Avrupa'nın Kültür kenti olan Strasbourg’da Osyssee sinema salonunda İZ belgesel filmi 3 Kasım Cuma 2017 tarihinde saat 20:15 de Fransızca alt yazılı olarak gösterime girecek. Dünyanın en eski 5 sinema salonundan biri olan ve 3 Ocak 1914 tarihinde hizmete açılan Strasbourg Odyssee Sineması, 2014 yılında 100. Yaşını kutlamıştı. Bugün 103 yaşında olan Strasbourg Odyssee Sinema salonu Avrupa ve Dünya sineması filmlerinin gösterildiği uluslararası bir sinema salonu.

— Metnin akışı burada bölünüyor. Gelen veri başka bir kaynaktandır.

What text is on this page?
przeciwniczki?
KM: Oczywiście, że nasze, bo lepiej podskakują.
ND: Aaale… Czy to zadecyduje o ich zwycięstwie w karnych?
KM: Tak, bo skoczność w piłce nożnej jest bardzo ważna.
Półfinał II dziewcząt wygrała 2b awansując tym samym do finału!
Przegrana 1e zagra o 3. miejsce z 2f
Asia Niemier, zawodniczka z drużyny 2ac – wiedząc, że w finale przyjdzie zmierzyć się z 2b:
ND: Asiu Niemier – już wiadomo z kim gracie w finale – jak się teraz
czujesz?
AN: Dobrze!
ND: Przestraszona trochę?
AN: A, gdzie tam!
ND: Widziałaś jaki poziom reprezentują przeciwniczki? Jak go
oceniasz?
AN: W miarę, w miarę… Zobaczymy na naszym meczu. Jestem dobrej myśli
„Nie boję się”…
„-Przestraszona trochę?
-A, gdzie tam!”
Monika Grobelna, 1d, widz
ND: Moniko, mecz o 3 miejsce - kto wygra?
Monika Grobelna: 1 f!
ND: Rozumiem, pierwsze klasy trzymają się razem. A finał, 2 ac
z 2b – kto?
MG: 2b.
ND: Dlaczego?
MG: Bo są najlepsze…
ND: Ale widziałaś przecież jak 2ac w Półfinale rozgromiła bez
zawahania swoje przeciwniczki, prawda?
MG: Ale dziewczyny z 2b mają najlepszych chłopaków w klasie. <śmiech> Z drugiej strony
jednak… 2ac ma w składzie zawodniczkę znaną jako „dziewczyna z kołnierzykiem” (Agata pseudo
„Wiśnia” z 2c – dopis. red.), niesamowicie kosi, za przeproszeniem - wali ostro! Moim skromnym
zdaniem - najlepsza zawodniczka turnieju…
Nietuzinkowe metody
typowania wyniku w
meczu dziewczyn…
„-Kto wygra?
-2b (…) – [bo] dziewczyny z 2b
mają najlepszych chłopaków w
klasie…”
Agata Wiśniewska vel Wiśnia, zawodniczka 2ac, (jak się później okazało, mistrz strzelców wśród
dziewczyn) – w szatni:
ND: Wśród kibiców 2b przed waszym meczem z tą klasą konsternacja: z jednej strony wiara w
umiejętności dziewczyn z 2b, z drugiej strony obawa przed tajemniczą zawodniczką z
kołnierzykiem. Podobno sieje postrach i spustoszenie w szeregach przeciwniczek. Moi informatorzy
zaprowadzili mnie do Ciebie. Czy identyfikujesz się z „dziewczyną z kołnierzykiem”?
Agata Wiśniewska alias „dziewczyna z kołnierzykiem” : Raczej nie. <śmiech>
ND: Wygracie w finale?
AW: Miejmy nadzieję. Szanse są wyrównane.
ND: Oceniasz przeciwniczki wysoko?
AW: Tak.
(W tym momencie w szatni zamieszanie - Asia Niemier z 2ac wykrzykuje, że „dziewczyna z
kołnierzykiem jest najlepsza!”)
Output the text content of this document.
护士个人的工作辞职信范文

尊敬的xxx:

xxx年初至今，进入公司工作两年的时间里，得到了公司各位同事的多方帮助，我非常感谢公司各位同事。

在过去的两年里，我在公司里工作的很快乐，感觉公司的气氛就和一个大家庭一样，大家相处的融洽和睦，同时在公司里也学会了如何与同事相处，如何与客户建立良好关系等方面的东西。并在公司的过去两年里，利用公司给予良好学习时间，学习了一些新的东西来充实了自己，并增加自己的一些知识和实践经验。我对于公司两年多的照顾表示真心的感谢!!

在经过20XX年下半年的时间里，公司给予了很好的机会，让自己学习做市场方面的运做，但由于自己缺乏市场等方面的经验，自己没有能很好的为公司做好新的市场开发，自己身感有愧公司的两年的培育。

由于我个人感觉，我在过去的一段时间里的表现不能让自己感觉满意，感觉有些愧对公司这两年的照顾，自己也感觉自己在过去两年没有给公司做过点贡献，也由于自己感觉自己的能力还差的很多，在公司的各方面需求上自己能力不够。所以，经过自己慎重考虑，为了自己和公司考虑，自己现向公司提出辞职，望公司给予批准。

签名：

İZ belgesel filmin vizyon bilgileri:

Tarih   : 3 Kasım Cuma, 2017
Seans  : 20:15
Süre    : 97 dakika
Adres  : Cinéma Odyssée à Strasbourg
3 Rue des Francs-Bourgeois,
67000 Strasbourg, France


------------------------------------------------------------------------------------------------------------------------



İz Belgesel Filmi Avrupa vizyon tarihleri

Avrupa Türkiyeli İşçiler Konfederasyonu (ATİK) tarafından Avrupa’nın çeşitli ülke ve şehirlerinde gösterimini üstlendiği İZ Belgesel Filmi, 15 Ekim 2017 tarihinden itibaren Almanya’da Almanya Türkiyeli İşçiler Federasyonu (ATİF) ve Hollanda'da Hollanda Türkiyeli İşçiler Federasyonu (HTİF) tarafından organizesi yapılarak 6 farklı şehirde seyirci ile buluşacak. Yapımcılığını ve Yönetmenliğini Hakan Gürer'in üstlendi belgesel film, 12 Eylül yıllarında Diyarbakır 5 No’lu cezaevini konu alıyor.

İZ Belgesel Filmi geçtiğimiz aylarda bir çok uluslararası film festivalinde gösterime girmişti. Bunlardan bazıları;
Yunanistan’ın Selanik şehrinde gerçekleşen 19.Uluslararası Selanik belgesel film festivali.
12.Uluslararası İşçi Filmleri Festivali kapsamında İstanbul, Ankara, İzmir ve Diyarbakır şehirlerinde ve 13 farklı mekanda izleyiciyle buluşmuştu. Aynı anda İzmir 10.Ege belgesel film festivalinde gösterime girmişti.

İstanbul/Kartal belediyesi İşçi Komitesi tarafından Hasan Ali Yücel Kültür Merkezinde gösterimi yapılarak konuya dair yapılan bir panel ile gösterim sezonu sonuçlandırılmıştı.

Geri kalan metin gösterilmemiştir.